Mike Sardina passed away in 2006. Claire, who inspired Kate Hudson’s character, spoke over Zoom about the movie’s portrayal of the highs and lows in her career.

The making of Lightning and Thunder

Mike and Claire separately performed covers of pop classics in the Milwaukee area, and one day Claire got a call from Mike, who addressed himself as “Lightning” and asking if she’d like to be his “Thunder.” 

It took a while to build a following. It’s true, as the movie shows, that the pair was booed out of a biker bar in Chicago. But after performing at the giant music festival Summerfest and the Wisconsin State Fair, their fan base grew. Singing “Forever in Blue Jeans” with Eddie Vedder in 1995 as the opening act for a Pearl Jam concert put them on the map.

The more time they spent on stage together, the more they fell in love. They married at the Wisconsin state fair, with Claire sporting a white cowboy hat. As a single parent on welfare taking care of a son (Hudson Hensley in the film) and a daughter (Ella Anderson), Claire has always described their love story as a fairytale. 

Sardina says her favorite memory of performing with Mike was singing “Girl, You’ll Be a Woman Soon” because “he would take my hand, and we would dance together on stage as he was singing the song and sing it directly to me. So when he did that, it was almost as though no one else was around, and we were dancing together.”

Thunder is struck

On May 10, 1999, Claire was in their front yard gardening when a car swerved out of control and hit her. Part of her left leg was amputated.

Mike vowed to stand by Claire through thick and thin. As he says in a news interview excerpted in the documentary Song Sung Blue, “I love this woman with all my heart and soul. I’ll stand by her. I’ll be her arms, legs, ears, nose, mouth. I’ll do everything for her.” 

Moviegoers will watch a painful sequence as Kate Hudson‘s character falls into a deep depression. She can’t perform and she can’t get out of bed, and she even forgets to feed her children at one point. Between taking multiple medications and struggling with depression, Claire begins to suffer from paranoia, hallucinations and delusions. Her family decides to check her into a psychiatric ward after they find her singing in the front yard one night.

The scene is made up, and yet, it’s Claire’s favorite moment in the movie because it perfectly captures her state of mind back then. “I went back in time, and I relived it,” she says. “She was just stunningly wonderful in emulating what I was going through.”

When Claire finally felt well enough to start performing, she sat in a wheelchair on stage or behind a keyboard, even though she didn’t play the keyboard: “I would sit there and go, plunk, plunk, plunk, and fake it basically.”
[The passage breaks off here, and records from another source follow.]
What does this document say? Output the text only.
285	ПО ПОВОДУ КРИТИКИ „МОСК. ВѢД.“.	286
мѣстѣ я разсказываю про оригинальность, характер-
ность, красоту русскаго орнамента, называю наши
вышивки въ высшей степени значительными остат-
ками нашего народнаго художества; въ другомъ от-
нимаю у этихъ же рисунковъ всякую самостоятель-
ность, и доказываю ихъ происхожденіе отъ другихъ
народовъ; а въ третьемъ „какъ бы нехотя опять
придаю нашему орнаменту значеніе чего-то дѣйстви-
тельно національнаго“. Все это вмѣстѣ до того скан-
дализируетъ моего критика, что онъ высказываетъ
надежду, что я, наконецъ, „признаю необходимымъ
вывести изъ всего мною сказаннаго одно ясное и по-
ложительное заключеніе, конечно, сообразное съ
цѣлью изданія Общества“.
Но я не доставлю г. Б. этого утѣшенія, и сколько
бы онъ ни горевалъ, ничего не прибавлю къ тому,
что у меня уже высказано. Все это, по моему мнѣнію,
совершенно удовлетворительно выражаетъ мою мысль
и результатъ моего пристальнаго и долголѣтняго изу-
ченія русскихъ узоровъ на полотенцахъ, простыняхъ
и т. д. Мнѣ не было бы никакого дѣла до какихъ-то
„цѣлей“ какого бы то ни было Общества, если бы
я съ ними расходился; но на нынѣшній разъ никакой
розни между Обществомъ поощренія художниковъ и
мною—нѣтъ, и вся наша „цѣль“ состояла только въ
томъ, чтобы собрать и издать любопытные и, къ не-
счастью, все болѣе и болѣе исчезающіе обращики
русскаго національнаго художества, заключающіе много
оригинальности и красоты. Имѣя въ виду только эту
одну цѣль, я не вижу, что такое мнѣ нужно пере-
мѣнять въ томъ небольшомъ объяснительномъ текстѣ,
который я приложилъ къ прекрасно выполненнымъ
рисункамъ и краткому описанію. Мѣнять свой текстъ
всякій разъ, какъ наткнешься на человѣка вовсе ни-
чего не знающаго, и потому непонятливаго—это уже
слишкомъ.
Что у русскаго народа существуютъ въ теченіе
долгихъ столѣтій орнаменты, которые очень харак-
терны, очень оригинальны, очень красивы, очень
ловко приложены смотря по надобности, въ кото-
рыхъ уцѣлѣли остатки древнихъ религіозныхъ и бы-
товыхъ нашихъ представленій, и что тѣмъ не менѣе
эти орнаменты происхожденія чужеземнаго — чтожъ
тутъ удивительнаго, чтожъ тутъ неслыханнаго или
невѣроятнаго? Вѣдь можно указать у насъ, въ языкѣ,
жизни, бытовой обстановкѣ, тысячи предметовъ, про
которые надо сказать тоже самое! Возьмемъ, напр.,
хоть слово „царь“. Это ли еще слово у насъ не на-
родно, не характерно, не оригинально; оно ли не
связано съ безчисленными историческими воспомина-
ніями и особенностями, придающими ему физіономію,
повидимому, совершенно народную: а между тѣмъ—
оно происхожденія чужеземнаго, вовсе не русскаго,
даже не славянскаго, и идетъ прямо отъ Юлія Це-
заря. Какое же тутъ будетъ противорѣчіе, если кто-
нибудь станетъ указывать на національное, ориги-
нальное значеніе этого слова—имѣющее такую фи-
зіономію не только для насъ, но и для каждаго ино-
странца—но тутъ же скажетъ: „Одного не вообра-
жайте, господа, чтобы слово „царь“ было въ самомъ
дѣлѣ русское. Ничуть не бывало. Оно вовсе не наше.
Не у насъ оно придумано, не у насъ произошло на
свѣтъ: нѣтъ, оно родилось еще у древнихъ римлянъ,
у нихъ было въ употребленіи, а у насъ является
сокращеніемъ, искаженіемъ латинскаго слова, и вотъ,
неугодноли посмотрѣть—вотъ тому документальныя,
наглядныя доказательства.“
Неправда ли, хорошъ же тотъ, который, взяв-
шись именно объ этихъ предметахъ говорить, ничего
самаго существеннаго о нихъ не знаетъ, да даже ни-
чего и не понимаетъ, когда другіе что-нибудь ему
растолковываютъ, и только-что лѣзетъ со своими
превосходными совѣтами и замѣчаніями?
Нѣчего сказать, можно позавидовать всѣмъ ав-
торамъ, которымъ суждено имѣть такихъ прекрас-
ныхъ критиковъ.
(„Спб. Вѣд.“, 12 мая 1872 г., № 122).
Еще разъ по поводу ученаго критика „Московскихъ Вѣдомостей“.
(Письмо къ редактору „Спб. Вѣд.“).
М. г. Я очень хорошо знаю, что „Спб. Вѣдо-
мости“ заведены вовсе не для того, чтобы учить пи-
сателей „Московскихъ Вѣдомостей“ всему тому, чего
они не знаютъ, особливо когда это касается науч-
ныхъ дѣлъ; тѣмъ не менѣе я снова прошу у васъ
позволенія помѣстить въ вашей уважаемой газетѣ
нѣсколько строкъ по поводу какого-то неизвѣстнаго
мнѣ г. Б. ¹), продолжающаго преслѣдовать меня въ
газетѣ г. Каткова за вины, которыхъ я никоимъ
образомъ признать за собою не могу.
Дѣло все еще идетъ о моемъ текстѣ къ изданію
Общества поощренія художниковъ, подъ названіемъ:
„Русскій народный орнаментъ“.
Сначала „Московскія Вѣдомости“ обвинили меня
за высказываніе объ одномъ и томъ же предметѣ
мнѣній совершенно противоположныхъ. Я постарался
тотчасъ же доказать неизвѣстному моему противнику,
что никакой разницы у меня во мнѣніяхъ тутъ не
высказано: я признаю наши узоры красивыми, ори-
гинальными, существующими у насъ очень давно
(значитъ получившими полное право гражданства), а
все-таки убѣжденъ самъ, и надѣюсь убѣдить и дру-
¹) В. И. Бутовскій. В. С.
Once she got a prosthetic leg, she started moving around the stage more during performances. They went back to Summerfest and the Wisconsin state fair, and as the movie shows, she performed with Mike, who had a gig as karaoke host at an Asian restaurant. Hudson channels Claire perfectly in the movie when she says, “The accident took my leg, but I shouldn’t have let it take my singing away.”

The story of overcoming this adversity is why Brewer named his 2025 film Song Sung Blue: “This is not a sad song—in a way, it’s a glad song. You’re dealing with a sad time in your life, but it’s giving you this assurance that you can get through it…I feel that ‘Song Sung Blue’ is really what the movie is about.”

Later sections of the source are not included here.